Egyptians, Assyrians, Persians, Greeks, and Romans all used the lance. The Hittites had perfected the use of light chariots, and in their hands the iron-tipped lance was devastating. The Saxons in England fought with such a weapon before 1066, and the Bayeux Tapestry shows the invading Normans carrying lances with pennants hanging from, the tops. At that time the lance was a simple tubular shaft with a metallic head, apparently never more than eight or nine feet long.
For jousting or tilting an especially spectacular weapon was developed. It was often over 14 feet long and, toward the end of the 15th century, the shaft (then called the truncheon) had swollen to as much as 16 inches at the grip, being even larger above and below it. The lance was further elaborated by a metal disk or shield, called the vamplate, fixed above the grip to protect the arm, and a heavy metal ring, called the grate or graper, fastened to the shaft below the grip. The grate rested against the knight's breastplate and relieved the hand and arm of the full shock of contact. The metallic head (or socket) of the war lance was usually leaf shaped, while that of the tilting lance, at least from the early 14th century, had three blunted points to prevent penetrating wounds. Both the tilting lances and the war lances, which were somewhat simpler in design, were generally made of ash until the late 15th century, after which cypress and other woods were introduced. By the 17th century, the average length for both types was more than 12 feet.

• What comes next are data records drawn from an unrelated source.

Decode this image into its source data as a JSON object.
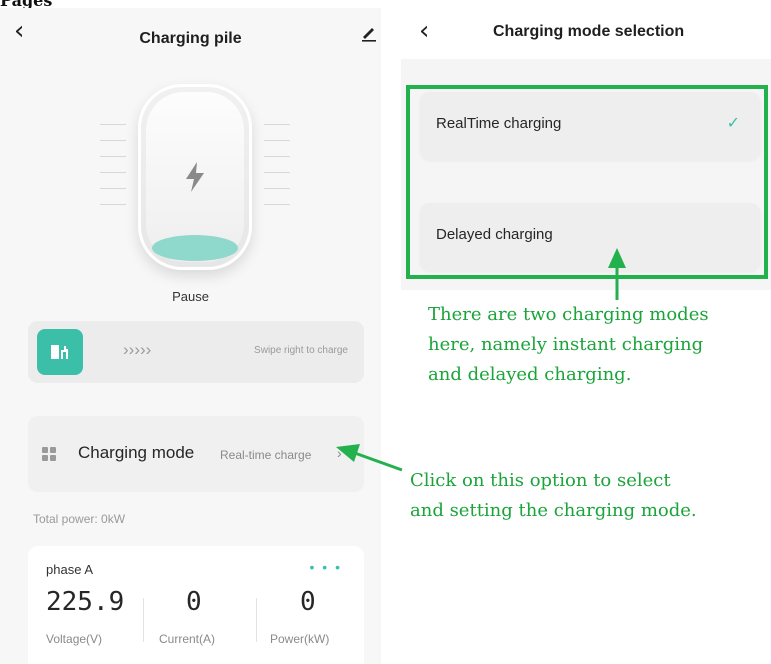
{
  "left_screen": {
    "header": {
      "title": "Charging pile",
      "back_icon": "chevron-left-icon",
      "edit_icon": "pen-icon"
    },
    "status_label": "Pause",
    "swipe": {
      "arrows": "›››››",
      "hint": "Swipe right to charge",
      "handle_icon": "charge-plug-icon"
    },
    "charging_mode": {
      "label": "Charging mode",
      "value": "Real-time charge",
      "chevron": "›"
    },
    "total_power": "Total power: 0kW",
    "phase": {
      "title": "phase A",
      "metrics": [
        {
          "value": "225.9",
          "label": "Voltage(V)"
        },
        {
          "value": "0",
          "label": "Current(A)"
        },
        {
          "value": "0",
          "label": "Power(kW)"
        }
      ]
    }
  },
  "right_screen": {
    "header": {
      "title": "Charging mode selection",
      "back_icon": "chevron-left-icon"
    },
    "options": [
      {
        "label": "RealTime charging",
        "selected": true,
        "check": "✓"
      },
      {
        "label": "Delayed charging",
        "selected": false
      }
    ]
  },
  "annotations": {
    "modes_note": [
      "There are two charging modes",
      "here, namely instant charging",
      "and delayed charging."
    ],
    "click_note": [
      "Click on this option to select",
      "and setting the charging mode."
    ],
    "color": "#23b14d"
  },
  "colors": {
    "accent": "#3cbfa9",
    "annotation": "#23b14d"
  }
}
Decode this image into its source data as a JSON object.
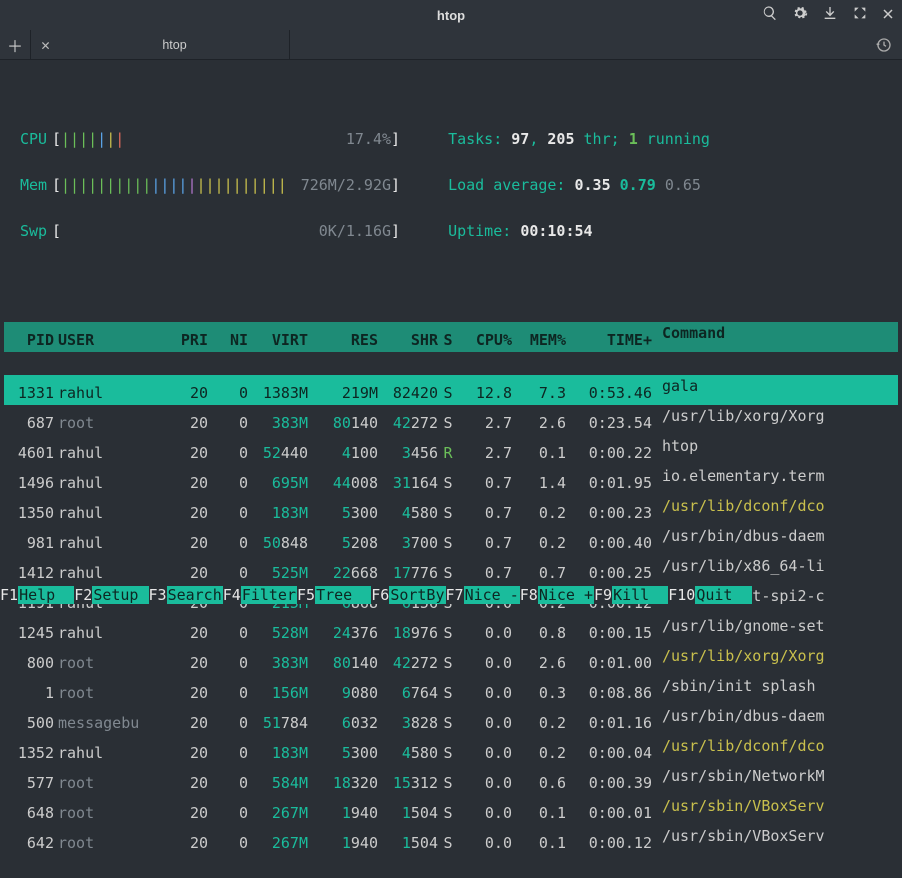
{
  "window": {
    "title": "htop"
  },
  "tab": {
    "label": "htop"
  },
  "meters": {
    "cpu": {
      "label": "CPU",
      "bars": "|||||||",
      "value": "17.4%"
    },
    "mem": {
      "label": "Mem",
      "bars": "|||||||||||||||||||||||||",
      "value": "726M/2.92G"
    },
    "swp": {
      "label": "Swp",
      "bars": "",
      "value": "0K/1.16G"
    }
  },
  "stats": {
    "tasks_label": "Tasks: ",
    "tasks_count": "97",
    "thr_label": ", ",
    "thr_count": "205",
    "thr_suffix": " thr; ",
    "running_count": "1",
    "running_label": " running",
    "load_label": "Load average: ",
    "load1": "0.35",
    "load5": "0.79",
    "load15": "0.65",
    "uptime_label": "Uptime: ",
    "uptime": "00:10:54"
  },
  "columns": {
    "pid": "PID",
    "user": "USER",
    "pri": "PRI",
    "ni": "NI",
    "virt": "VIRT",
    "res": "RES",
    "shr": "SHR",
    "s": "S",
    "cpu": "CPU%",
    "mem": "MEM%",
    "time": "TIME+",
    "cmd": "Command"
  },
  "processes": [
    {
      "pid": "1331",
      "user": "rahul",
      "user_cls": "",
      "pri": "20",
      "ni": "0",
      "virt_hi": "1383M",
      "virt_lo": "",
      "res_hi": "219M",
      "res_lo": "",
      "shr_hi": "82",
      "shr_lo": "420",
      "s": "S",
      "s_cls": "",
      "cpu": "12.8",
      "mem": "7.3",
      "time": "0:53.46",
      "cmd": "gala",
      "cmd_cls": "",
      "sel": true
    },
    {
      "pid": "687",
      "user": "root",
      "user_cls": "gr",
      "pri": "20",
      "ni": "0",
      "virt_hi": "383M",
      "virt_lo": "",
      "res_hi": "80",
      "res_lo": "140",
      "shr_hi": "42",
      "shr_lo": "272",
      "s": "S",
      "s_cls": "",
      "cpu": "2.7",
      "mem": "2.6",
      "time": "0:23.54",
      "cmd": "/usr/lib/xorg/Xorg",
      "cmd_cls": ""
    },
    {
      "pid": "4601",
      "user": "rahul",
      "user_cls": "",
      "pri": "20",
      "ni": "0",
      "virt_hi": "52",
      "virt_lo": "440",
      "res_hi": "4",
      "res_lo": "100",
      "shr_hi": "3",
      "shr_lo": "456",
      "s": "R",
      "s_cls": "grn",
      "cpu": "2.7",
      "mem": "0.1",
      "time": "0:00.22",
      "cmd": "htop",
      "cmd_cls": ""
    },
    {
      "pid": "1496",
      "user": "rahul",
      "user_cls": "",
      "pri": "20",
      "ni": "0",
      "virt_hi": "695M",
      "virt_lo": "",
      "res_hi": "44",
      "res_lo": "008",
      "shr_hi": "31",
      "shr_lo": "164",
      "s": "S",
      "s_cls": "",
      "cpu": "0.7",
      "mem": "1.4",
      "time": "0:01.95",
      "cmd": "io.elementary.term",
      "cmd_cls": ""
    },
    {
      "pid": "1350",
      "user": "rahul",
      "user_cls": "",
      "pri": "20",
      "ni": "0",
      "virt_hi": "183M",
      "virt_lo": "",
      "res_hi": "5",
      "res_lo": "300",
      "shr_hi": "4",
      "shr_lo": "580",
      "s": "S",
      "s_cls": "",
      "cpu": "0.7",
      "mem": "0.2",
      "time": "0:00.23",
      "cmd": "/usr/lib/dconf/dco",
      "cmd_cls": "ylw"
    },
    {
      "pid": "981",
      "user": "rahul",
      "user_cls": "",
      "pri": "20",
      "ni": "0",
      "virt_hi": "50",
      "virt_lo": "848",
      "res_hi": "5",
      "res_lo": "208",
      "shr_hi": "3",
      "shr_lo": "700",
      "s": "S",
      "s_cls": "",
      "cpu": "0.7",
      "mem": "0.2",
      "time": "0:00.40",
      "cmd": "/usr/bin/dbus-daem",
      "cmd_cls": ""
    },
    {
      "pid": "1412",
      "user": "rahul",
      "user_cls": "",
      "pri": "20",
      "ni": "0",
      "virt_hi": "525M",
      "virt_lo": "",
      "res_hi": "22",
      "res_lo": "668",
      "shr_hi": "17",
      "shr_lo": "776",
      "s": "S",
      "s_cls": "",
      "cpu": "0.7",
      "mem": "0.7",
      "time": "0:00.25",
      "cmd": "/usr/lib/x86_64-li",
      "cmd_cls": ""
    },
    {
      "pid": "1191",
      "user": "rahul",
      "user_cls": "",
      "pri": "20",
      "ni": "0",
      "virt_hi": "215M",
      "virt_lo": "",
      "res_hi": "6",
      "res_lo": "868",
      "shr_hi": "6",
      "shr_lo": "156",
      "s": "S",
      "s_cls": "",
      "cpu": "0.0",
      "mem": "0.2",
      "time": "0:00.12",
      "cmd": "/usr/lib/at-spi2-c",
      "cmd_cls": ""
    },
    {
      "pid": "1245",
      "user": "rahul",
      "user_cls": "",
      "pri": "20",
      "ni": "0",
      "virt_hi": "528M",
      "virt_lo": "",
      "res_hi": "24",
      "res_lo": "376",
      "shr_hi": "18",
      "shr_lo": "976",
      "s": "S",
      "s_cls": "",
      "cpu": "0.0",
      "mem": "0.8",
      "time": "0:00.15",
      "cmd": "/usr/lib/gnome-set",
      "cmd_cls": ""
    },
    {
      "pid": "800",
      "user": "root",
      "user_cls": "gr",
      "pri": "20",
      "ni": "0",
      "virt_hi": "383M",
      "virt_lo": "",
      "res_hi": "80",
      "res_lo": "140",
      "shr_hi": "42",
      "shr_lo": "272",
      "s": "S",
      "s_cls": "",
      "cpu": "0.0",
      "mem": "2.6",
      "time": "0:01.00",
      "cmd": "/usr/lib/xorg/Xorg",
      "cmd_cls": "ylw"
    },
    {
      "pid": "1",
      "user": "root",
      "user_cls": "gr",
      "pri": "20",
      "ni": "0",
      "virt_hi": "156M",
      "virt_lo": "",
      "res_hi": "9",
      "res_lo": "080",
      "shr_hi": "6",
      "shr_lo": "764",
      "s": "S",
      "s_cls": "",
      "cpu": "0.0",
      "mem": "0.3",
      "time": "0:08.86",
      "cmd": "/sbin/init splash",
      "cmd_cls": ""
    },
    {
      "pid": "500",
      "user": "messagebu",
      "user_cls": "gr",
      "pri": "20",
      "ni": "0",
      "virt_hi": "51",
      "virt_lo": "784",
      "res_hi": "6",
      "res_lo": "032",
      "shr_hi": "3",
      "shr_lo": "828",
      "s": "S",
      "s_cls": "",
      "cpu": "0.0",
      "mem": "0.2",
      "time": "0:01.16",
      "cmd": "/usr/bin/dbus-daem",
      "cmd_cls": ""
    },
    {
      "pid": "1352",
      "user": "rahul",
      "user_cls": "",
      "pri": "20",
      "ni": "0",
      "virt_hi": "183M",
      "virt_lo": "",
      "res_hi": "5",
      "res_lo": "300",
      "shr_hi": "4",
      "shr_lo": "580",
      "s": "S",
      "s_cls": "",
      "cpu": "0.0",
      "mem": "0.2",
      "time": "0:00.04",
      "cmd": "/usr/lib/dconf/dco",
      "cmd_cls": "ylw"
    },
    {
      "pid": "577",
      "user": "root",
      "user_cls": "gr",
      "pri": "20",
      "ni": "0",
      "virt_hi": "584M",
      "virt_lo": "",
      "res_hi": "18",
      "res_lo": "320",
      "shr_hi": "15",
      "shr_lo": "312",
      "s": "S",
      "s_cls": "",
      "cpu": "0.0",
      "mem": "0.6",
      "time": "0:00.39",
      "cmd": "/usr/sbin/NetworkM",
      "cmd_cls": ""
    },
    {
      "pid": "648",
      "user": "root",
      "user_cls": "gr",
      "pri": "20",
      "ni": "0",
      "virt_hi": "267M",
      "virt_lo": "",
      "res_hi": "1",
      "res_lo": "940",
      "shr_hi": "1",
      "shr_lo": "504",
      "s": "S",
      "s_cls": "",
      "cpu": "0.0",
      "mem": "0.1",
      "time": "0:00.01",
      "cmd": "/usr/sbin/VBoxServ",
      "cmd_cls": "ylw"
    },
    {
      "pid": "642",
      "user": "root",
      "user_cls": "gr",
      "pri": "20",
      "ni": "0",
      "virt_hi": "267M",
      "virt_lo": "",
      "res_hi": "1",
      "res_lo": "940",
      "shr_hi": "1",
      "shr_lo": "504",
      "s": "S",
      "s_cls": "",
      "cpu": "0.0",
      "mem": "0.1",
      "time": "0:00.12",
      "cmd": "/usr/sbin/VBoxServ",
      "cmd_cls": ""
    }
  ],
  "fkeys": [
    {
      "key": "F1",
      "label": "Help  "
    },
    {
      "key": "F2",
      "label": "Setup "
    },
    {
      "key": "F3",
      "label": "Search"
    },
    {
      "key": "F4",
      "label": "Filter"
    },
    {
      "key": "F5",
      "label": "Tree  "
    },
    {
      "key": "F6",
      "label": "SortBy"
    },
    {
      "key": "F7",
      "label": "Nice -"
    },
    {
      "key": "F8",
      "label": "Nice +"
    },
    {
      "key": "F9",
      "label": "Kill  "
    },
    {
      "key": "F10",
      "label": "Quit  "
    }
  ]
}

In the Near and Far East, lances were lighter and slimmer, seldom exceeding 10 feet in length. Their butts were often spiked, so that the lance might be thrust into the ground to rest in an upright position when not in use. The shafts of Turkish, Indian, and Persian lances were of wood or bamboo and those of the Muslims were often intricately decorated. A characteristic feature was a heavy metal ball below the grip to balance the weight of the shaft.
The medieval lance disappeared from warfare with medieval armor and the weapon fell into disuse in western Europe for many years. In the mid-18th century, however, Frederick the Great, possibly impressed by Polish use of the lance, established a troop of lancers within each of his cavalry regiments. The Cossacks of Russia also used the lance to good advantage. Napoleon I impressed some crack Polish lancers into his army in 1807 and expanded his use of such forces after suffering heavy losses at the hands of lance-wielding Cossacks during the Russian campaign of 1812. His efficient use of lancers in a losing cause at Waterloo in 1815 led the British to establish lancer regiments. The famed Light Brigade of the Crimean War was such a body, and by the mid-19th century lancers were a staple of every western European army. Britain's native lancer brigades in Bengal and elsewhere also captured the public imagination, as did the Prussian uhlans. Lancers proved particularly effective in the pursuit of fleeing infantry. They bore a relatively light weapon, usually made of strong bamboo.
Though successful charges by lancers were made during World War I, trench warfare signaled the end of the usefulness of the lance, which now survives chiefly on the parade ground. Thus the lancer brigade predeceased the ordinary cavalry unit as a practical military arm. Curiously, the United States Army throughout its history never established a regiment of lancers.